The Heat, knowing they lack the size to guard Vucevic, aggressively fronted the big man all night long; they knew, also, that the Bulls are mostly incapable of recognizing the best place to butter their bread, and at making incisive entry passes. Vucevic appeared apathetic and defeatist about his lack of touches, which is typical. By now he knows what we know, which is that when things get tight for the Bulls, DeMar DeRozan and Zach LaVine will take turns trying to be Goku, and that the team will win when one of them can pull it off, and lose when they can’t. If their scoring margins were consistently higher, it might be different—but the Bulls are the worst three-point shooting team in the NBA, so they get into these crunch-time spots more often than not. That’s how it went, yet again, during the Bulls’ final indignity of the season. The mercy of these brutally predictable losses coming to an end, at least until October, is appreciated. 

It’s unclear if we’ll see the team in its same shape, come Fall. The front office offered few specifics during season-ending press media availability, which is typical for an organization that now prefers to operate behind the scenes, and give little to reporters. For all the bad luck and design defects of the team during this new era, begat in 2020, there is at least that: a constant professionalism, contrasting greatly with what came before it. But, again, the die-hards grow tired of such buttoned-up stuff. Accustomed to something more bloviating and woundedly self-important from both their sports front offices and their elected officials, Chicago fans seem ready for more drastic, freewheeling affairs. Something more alive.

It probably won’t get too noisy in these parts, though. A subtler, incremental approach is more likely. Among the bigger possible changes, trading DeRozan seems most logical. His proclivity for long dribbling sessions that lead to deep two-pointers is the central ingredient in their losing offensive formula, and everyone in the league knows the Bulls aren’t going anywhere without attempting more three-pointers in 23-24. No team could benefit more from an influx of one-skill players, who can launch from deep without hesitation, if nothing else. Little will improve until their mid-range austerity makes way for a jubilee of three-point lasers.

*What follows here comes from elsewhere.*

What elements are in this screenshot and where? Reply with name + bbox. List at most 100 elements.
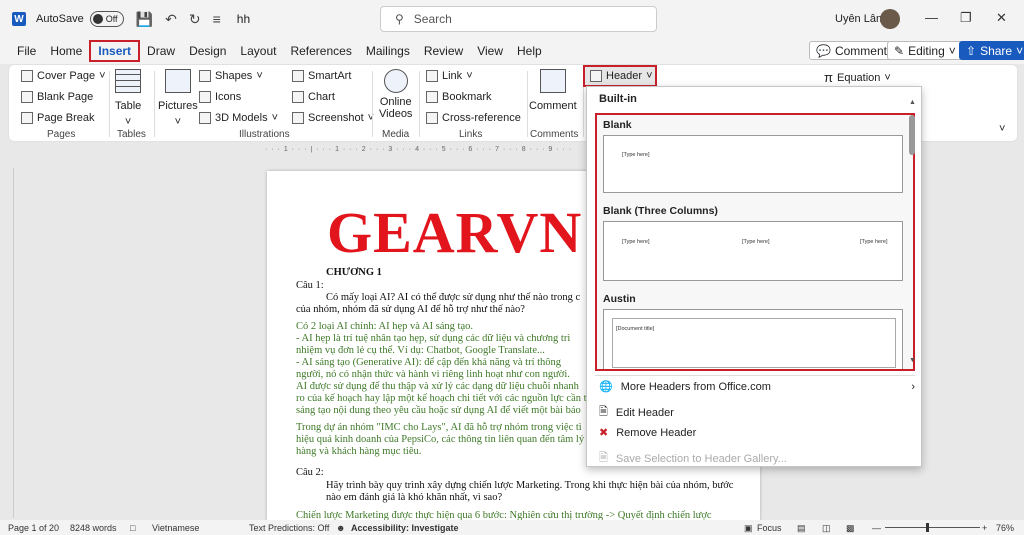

Elevating Coby White, who the Bulls will probably retain in restricted free agency this summer, should help. Patrick Williams, heading into this third season, will need to add serious volume from beyond the arc to make the most possible money in a “prove-it” contract year, so the motivation is there for him to help his team in this way. But they need to bring in shooting from outside the roster, too. Wherever it comes from, more respectable spacing could allow LaVine to fully blossom and show the world that he’s in the 100th percentile of scoring slashers. That action is made better by screens from Vucevic, so if he leaves in unrestricted free agency, the Bulls will need someone else for LaVine to run pick-and-rolls with.

If they nail it, the Bulls will top out around where they landed last year: just good enough to avoid the play-in. There are scenarios, defined by the extreme luck essential to every title contender’s story, in which they exceed this outcome. But they are too implausible to take seriously. They will remain in the middle, which is hellish to many, but it need not be—a decade ago, Bulls fans found joy in this place, because they loved the team’s inspiring characters; their medium-sized triumphs, the brief but indelible dazzles of their Sisyphean quest. The 2023 version of the team is not drastically worse than that one, but it has failed to plant such a pole in the heart of its city. Championship contention is not coming to Chicago this summer, but a return to the vigorous, winter-busting essence the 21st century Bulls have sometimes carried is an attainable goal, and one worth hoping for.